In my opinion our society is built upon wasting. Buy, use than throw away. Every year million tons of harmful trash is thrown away or in better cases recycled. But even when recycling the raw materials are reached out of them, the finished product is destroyed. Of course in industrial sizes this is the most efficient and only way of doing it.

As a student I can`t afford buying expensive tools for my hobby projects. For example, what about this post will tell, a small PCB drill which cost up to 15-25$ if bought from a store. So if it is possible I make my own tools. In this post I am going to talk about a small, inexpensive PCB drill with changeable drill bits. Building this thing cost me about $1,5 and half an hour. It can run from a 12V and 2 amps power supply.

Here is the parts list:

  1. 1 x small 12v dc motor taken from a broken hairdryer
  2. 1 x small switch from a dead microwave owen
  3. pair of cables left from an old ATX – yellow and black
  4. some solder
  5. zip ties
  6. insulating tape
  7. DC jack
  8. old battery charger that can output from x volts to 12v and around 2 amps

This is how it looks in action:

The momentary switch was taped around the motor and the wires soldered to the terminals, at the other and of the cable there is a jack which helps connecting the drill to the power supply. On the rod of the motor there is a mount in which are placed the drill bits. The only things I had to buy were the drill bit mounting and the small drill bits.

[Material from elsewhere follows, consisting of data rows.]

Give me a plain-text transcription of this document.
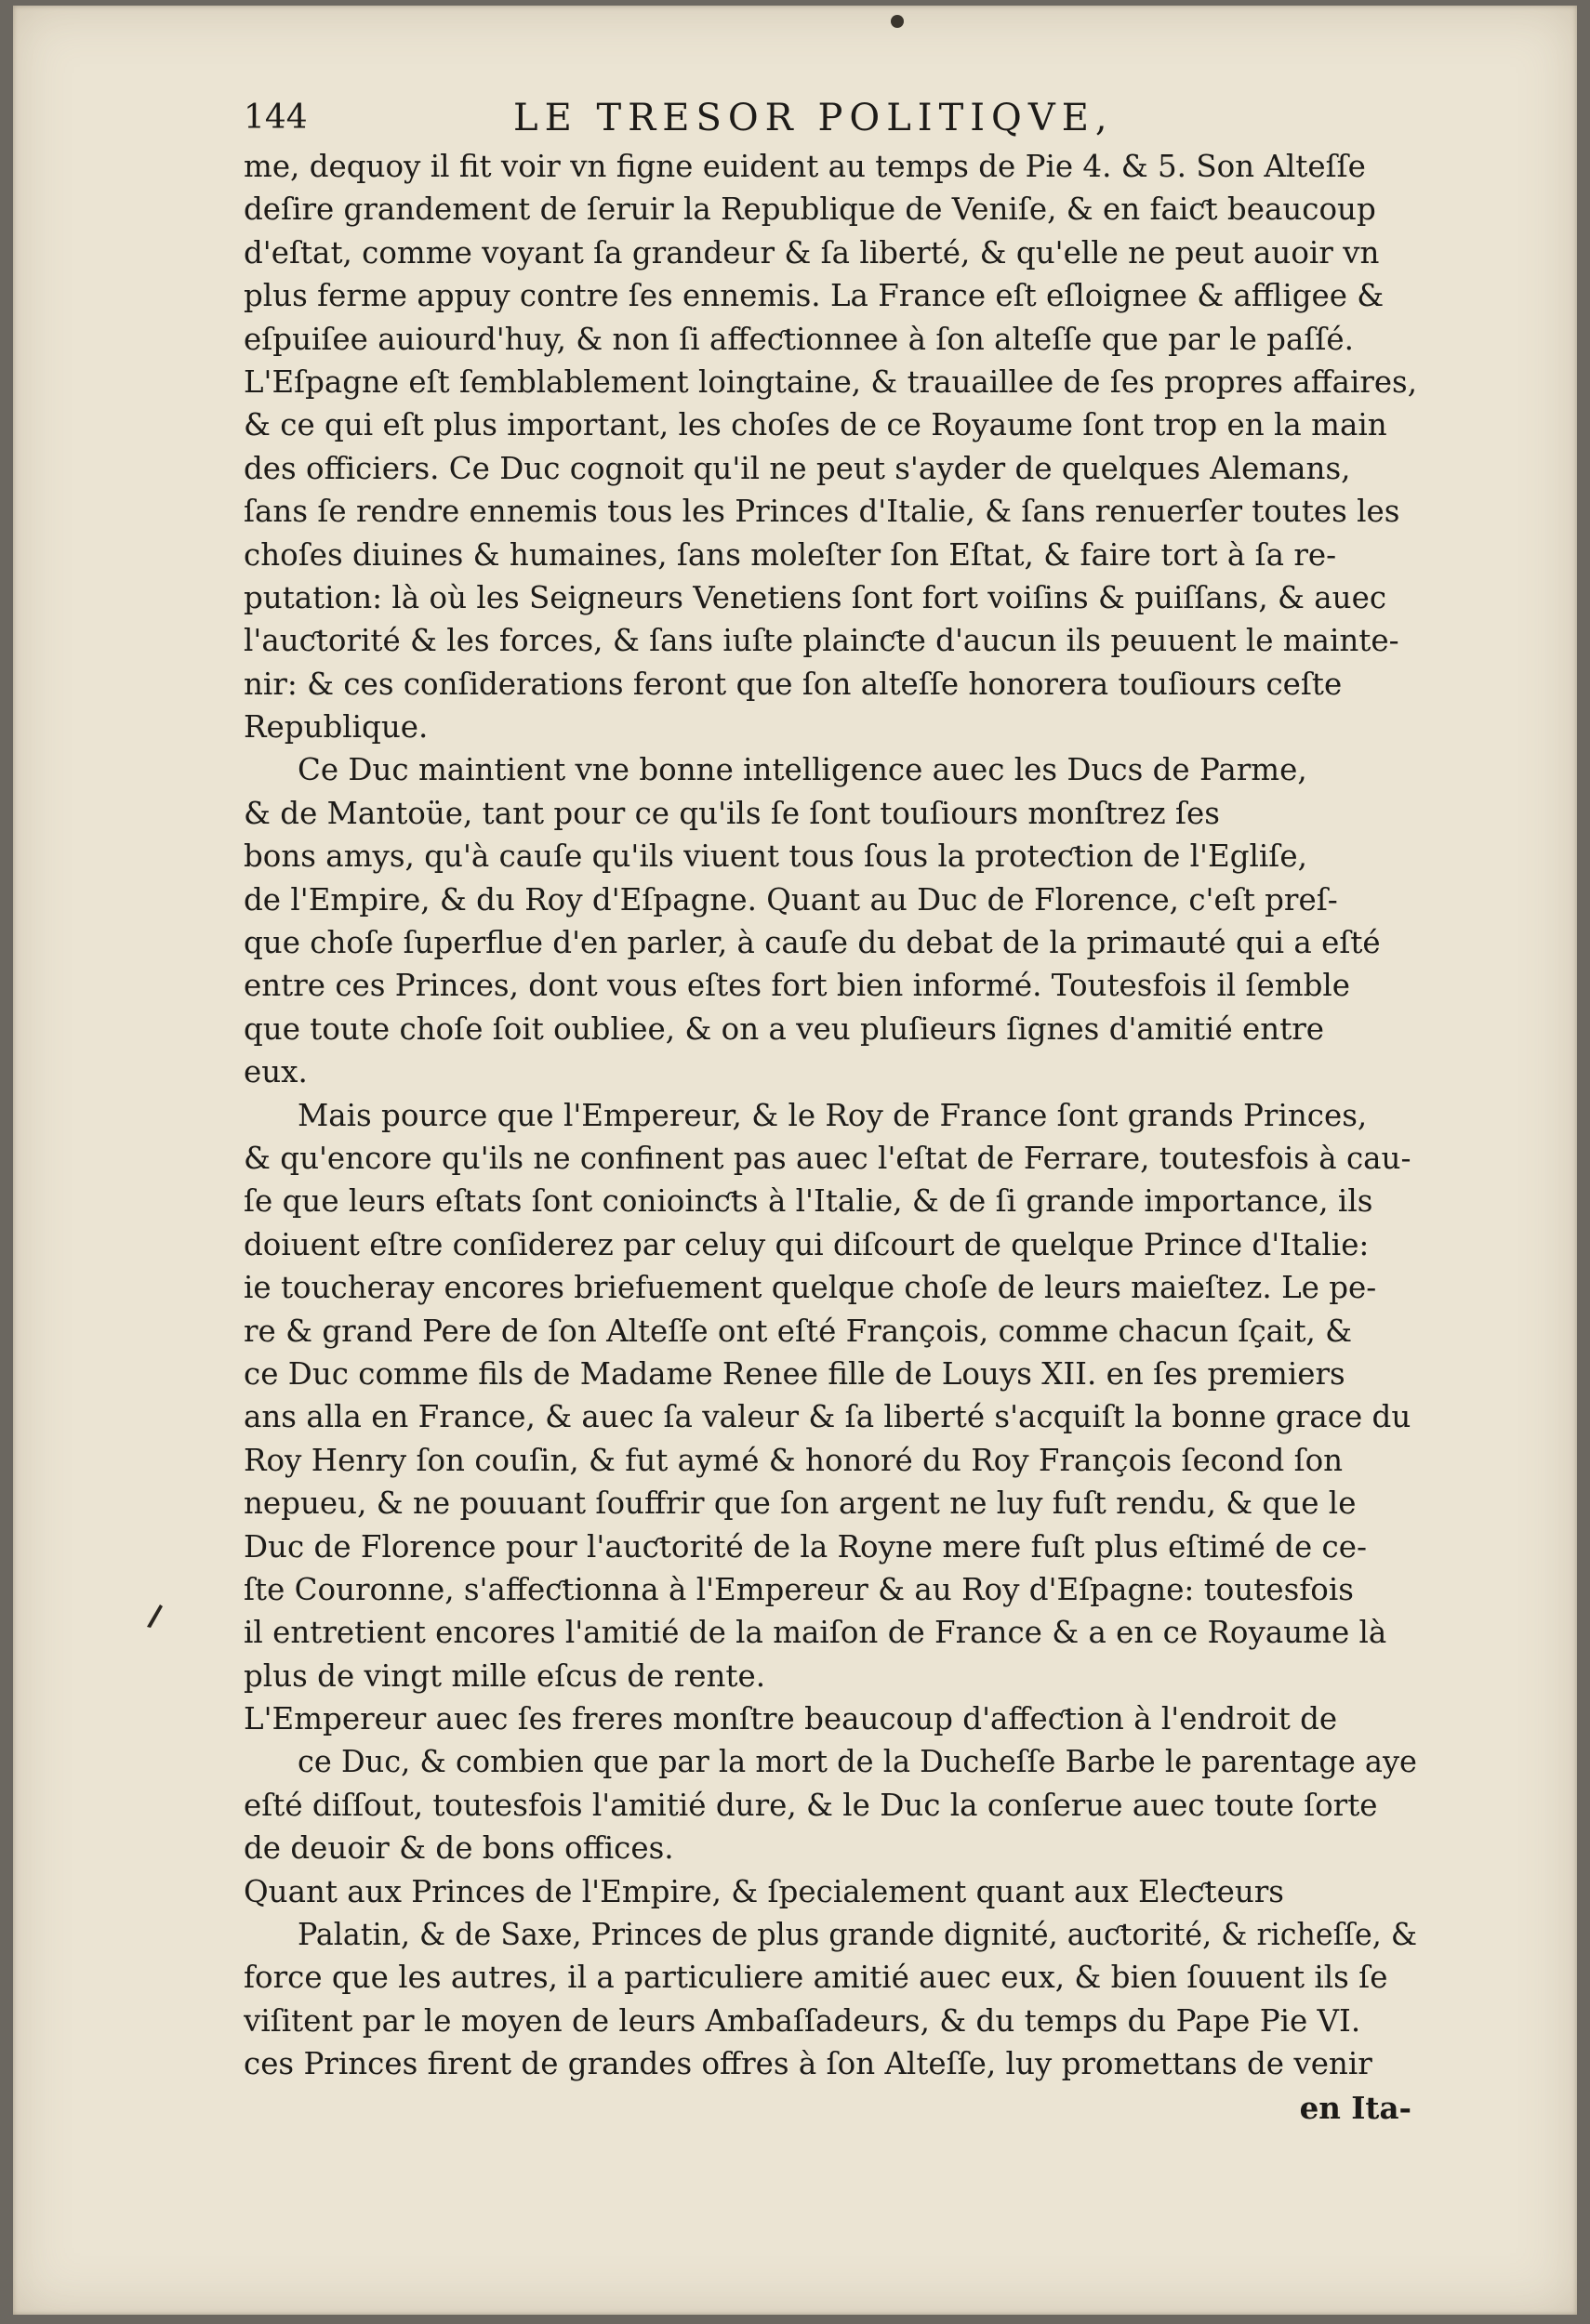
144	LE TRESOR POLITIQVE,
me, dequoy il fit voir vn figne euident au temps de Pie 4. & 5. Son Alteſſe
deſire grandement de ſeruir la Republique de Veniſe, & en faiƈt beaucoup
d'eſtat, comme voyant ſa grandeur & ſa liberté, & qu'elle ne peut auoir vn
plus ferme appuy contre ſes ennemis. La France eſt eſloignee & affligee &
eſpuiſee auiourd'huy, & non ſi affeƈtionnee à ſon alteſſe que par le paſſé.
L'Eſpagne eſt ſemblablement loingtaine, & trauaillee de ſes propres affaires,
& ce qui eſt plus important, les choſes de ce Royaume ſont trop en la main
des officiers. Ce Duc cognoit qu'il ne peut s'ayder de quelques Alemans,
ſans ſe rendre ennemis tous les Princes d'Italie, & ſans renuerſer toutes les
choſes diuines & humaines, ſans moleſter ſon Eſtat, & faire tort à ſa re-
putation: là où les Seigneurs Venetiens ſont fort voiſins & puiſſans, & auec
l'auƈtorité & les forces, & ſans iuſte plainƈte d'aucun ils peuuent le mainte-
nir: & ces conſiderations feront que ſon alteſſe honorera touſiours ceſte
Republique.
Ce Duc maintient vne bonne intelligence auec les Ducs de Parme,
& de Mantoüe, tant pour ce qu'ils ſe ſont touſiours monſtrez ſes
bons amys, qu'à cauſe qu'ils viuent tous ſous la proteƈtion de l'Egliſe,
de l'Empire, & du Roy d'Eſpagne. Quant au Duc de Florence, c'eſt preſ-
que choſe ſuperflue d'en parler, à cauſe du debat de la primauté qui a eſté
entre ces Princes, dont vous eſtes fort bien informé. Toutesfois il ſemble
que toute choſe ſoit oubliee, & on a veu pluſieurs ſignes d'amitié entre
eux.
Mais pource que l'Empereur, & le Roy de France ſont grands Princes,
& qu'encore qu'ils ne confinent pas auec l'eſtat de Ferrare, toutesfois à cau-
ſe que leurs eſtats ſont conioinƈts à l'Italie, & de ſi grande importance, ils
doiuent eſtre conſiderez par celuy qui diſcourt de quelque Prince d'Italie:
ie toucheray encores briefuement quelque choſe de leurs maieſtez. Le pe-
re & grand Pere de ſon Alteſſe ont eſté François, comme chacun ſçait, &
ce Duc comme fils de Madame Renee fille de Louys XII. en ſes premiers
ans alla en France, & auec ſa valeur & ſa liberté s'acquiſt la bonne grace du
Roy Henry ſon couſin, & fut aymé & honoré du Roy François ſecond ſon
nepueu, & ne pouuant ſouffrir que ſon argent ne luy fuſt rendu, & que le
Duc de Florence pour l'auƈtorité de la Royne mere fuſt plus eſtimé de ce-
ſte Couronne, s'affeƈtionna à l'Empereur & au Roy d'Eſpagne: toutesfois
il entretient encores l'amitié de la maiſon de France & a en ce Royaume là
plus de vingt mille eſcus de rente.
L'Empereur auec ſes freres monſtre beaucoup d'affeƈtion à l'endroit de
ce Duc, & combien que par la mort de la Ducheſſe Barbe le parentage aye
eſté diſſout, toutesfois l'amitié dure, & le Duc la conſerue auec toute ſorte
de deuoir & de bons offices.
Quant aux Princes de l'Empire, & ſpecialement quant aux Eleƈteurs
Palatin, & de Saxe, Princes de plus grande dignité, auƈtorité, & richeſſe, &
force que les autres, il a particuliere amitié auec eux, & bien ſouuent ils ſe
viſitent par le moyen de leurs Ambaſſadeurs, & du temps du Pape Pie VI.
ces Princes firent de grandes offres à ſon Alteſſe, luy promettans de venir
en Ita-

When the drill was finished the testing phase was the next. I made small holes in things laying around my table, including two of my fingers. I had 3 types of drill bits for wood, it worked best with the smallest which is around 1 mm wide. I tried it on several surfaces like wood, plastic and of course on a PCB. Of course, it went through on anything even on thin copper.

The drill draws around 0.3 amps without load at 12 v, and around 1.5-2 amps when drilling depending on the hardness of the surface.